Portanto, antes de dizer “leia o livro antes do filme”, porque não dizer o contrário? Ou melhor, porque ainda insistir em condicionar um ao outro? Um filme, por mais que seja uma adaptação de uma obra literária, se utiliza de mecanismos completamente diferentes da literatura para fazer sentido em si mesmo. No Cinema, não existe tempo hábil para interpretação literal de centenas de palavras escritas em mais de 400 folhas de papel, por exemplo. E mesmo se existisse, que graça isso teria? Se queremos que o filme seja sempre uma apenas uma reprodução exata daquilo que imaginamos, não tenhamos dúvida de que sempre iremos sair frustrados de qualquer experiência cinematográfica. Pois esse não deve ser o papel do Cinema e, ao menos teoricamente, nem o nosso enquanto espectador.

Tudo isso conversa não apenas com o profundo descontentamento sentido quando o filme não segue o desejado, vendo o livro como um roteiro-manual, mas também quando ocorre o contrário, e a falta de imaginação de um diretor o limita a apenas reproduzir o que foi posto em uma folha de papel. Não existe algo pior que assistir a um filme com pouca imaginação e inventividade, mesmo com todas as infinitas possibilidades que o Cinema possui de utilização de seus recursos. Ver um filme que usa o livro como um manual e seus elementos como uma checklist ao invés de uma base sólida para sua história e construção de um universo, é no mínimo frustrante. Adaptações devem ser nada mais que isso, adaptações. É preciso compreender que linguagens diferentes jamais terão resultados iguais, e que “tá tudo bem”.

A ausência dessa cobrança excessiva permite não apenas que estejamos em paz quanto às escolhas de elenco, por exemplo, como também permite que tenhamos uma experiência muito melhor com a obra. Até porque, convenhamos, assistir a um filme despreocupado se todos os detalhes correspondem ao livro, deixa por si só a experiência de assistir muito menos cansativa. Em suma, não deve ser sobre o que corresponde ou não. É muito mais sobre o que o filme conseguiu passar ao seu próprio modo, com sua linguagem própria, a mensagem que teve como base uma obra literária (a qual com certeza passou ao seu próprio modo e também com sua própria linguagem, a sua mensagem).

Se toda discussão que surge às duas da tarde na rede social do pássaro azul sobre isso, passasse pela compreensão de que uma arte não deve nada à outra e que não precisa se sobrepor à outra para ter qualidade, tudo seria muito diferente e, talvez, não teríamos tanto espaço para pessoas que, na urgência de exporem seus pensamentos sobre o assunto, o utilizassem como pretexto para expor seus próprios preconceitos.

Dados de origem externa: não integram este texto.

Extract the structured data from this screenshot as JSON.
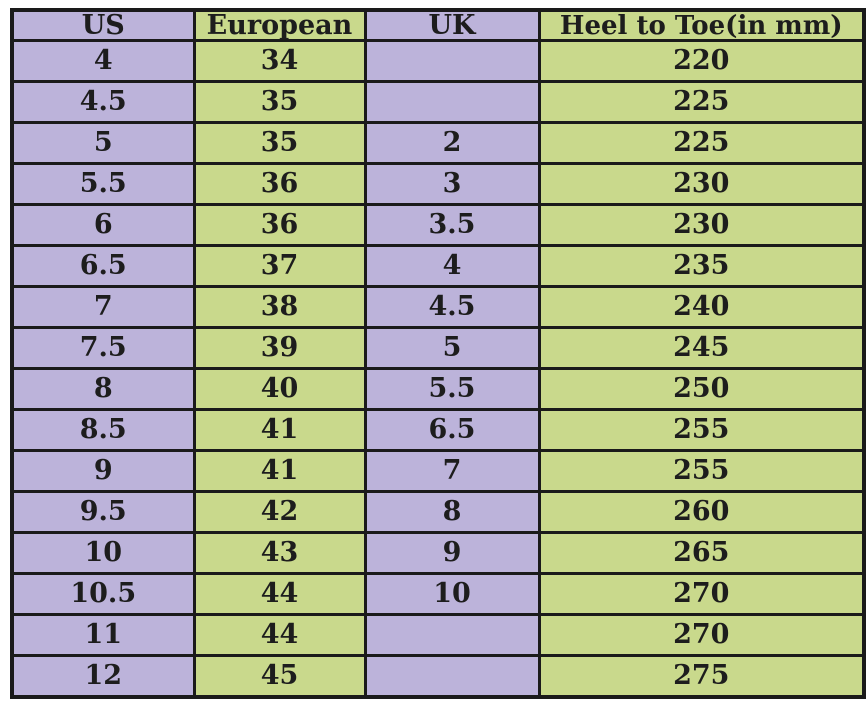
{
  "chart_data": {
    "type": "table",
    "columns": [
      "US",
      "European",
      "UK",
      "Heel to Toe(in mm)"
    ],
    "rows": [
      [
        "4",
        "34",
        "",
        "220"
      ],
      [
        "4.5",
        "35",
        "",
        "225"
      ],
      [
        "5",
        "35",
        "2",
        "225"
      ],
      [
        "5.5",
        "36",
        "3",
        "230"
      ],
      [
        "6",
        "36",
        "3.5",
        "230"
      ],
      [
        "6.5",
        "37",
        "4",
        "235"
      ],
      [
        "7",
        "38",
        "4.5",
        "240"
      ],
      [
        "7.5",
        "39",
        "5",
        "245"
      ],
      [
        "8",
        "40",
        "5.5",
        "250"
      ],
      [
        "8.5",
        "41",
        "6.5",
        "255"
      ],
      [
        "9",
        "41",
        "7",
        "255"
      ],
      [
        "9.5",
        "42",
        "8",
        "260"
      ],
      [
        "10",
        "43",
        "9",
        "265"
      ],
      [
        "10.5",
        "44",
        "10",
        "270"
      ],
      [
        "11",
        "44",
        "",
        "270"
      ],
      [
        "12",
        "45",
        "",
        "275"
      ]
    ],
    "layout": {
      "column_colors": [
        "#bcb3da",
        "#c9d98c",
        "#bcb3da",
        "#c9d98c"
      ],
      "border_color": "#1a1a1a",
      "text_color": "#1d1d1d",
      "background_color": "#ffffff",
      "grid": true
    }
  }
}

Não existe isso de que a Hermione ou a Annabeth não poderem ser negras, e não apenas porque essa cobrança é absolutamente racista, mas como também porque o filme não deve absolutamente nada ao livro. Desde a construção de sua história, até as mais ínfimas características de seus personagens.

Elenco da nova série da franquia Percy Jackson

Para o filme, o livro é uma base e não um manual. Adaptar uma obra para o Cinema deve ser tudo menos limitante e a arte deve ser livre para interpretar o que quiser ao seu modo. Não cabe a nós, nem mesmo a quem é fã, esse tipo de cobrança. É contraproducente. Em mais de um século de história da sétima arte, urge compreender o Cinema como uma arte em si mesma. Libertar-nos, coletivamente, do debate exaustivo sobre o Cinema e a Literatura, o Cinema e o Teatro, e por aí vai, significa finalmente entender essa arte relativamente nova para a nossa História como tão importante quanto as demais.

Por isso, quando pensar em reproduzir a máxima “livro é melhor que o filme”, pense de novo. Às vezes, comparar o incomparável, por mais tentador que seja, é impraticável. E, nesse caso, só ajuda a reforçar um pensamento que já deveria ter sido superado desde as primeiras teorias do Cinema. Dito tudo isso, eu não garanto que você vá sentir uma mudança imediata da próxima vez que for ao Cinema ver o novo filme do seu livro adaptado favorito. Você ainda pode – e provavelmente irá – sair um pouco frustrado, seja com qualquer aspecto que não foi como você pensou que seria. Expectativas existem para serem quebradas. No entanto, posso garantir que se depois de hoje, ao menos uma parte de você questionar-se qual o ponto de compará-los, é muito provável que a sua relação com o Cinema já mude para melhor. E isso, só isso, já é o suficiente para mim.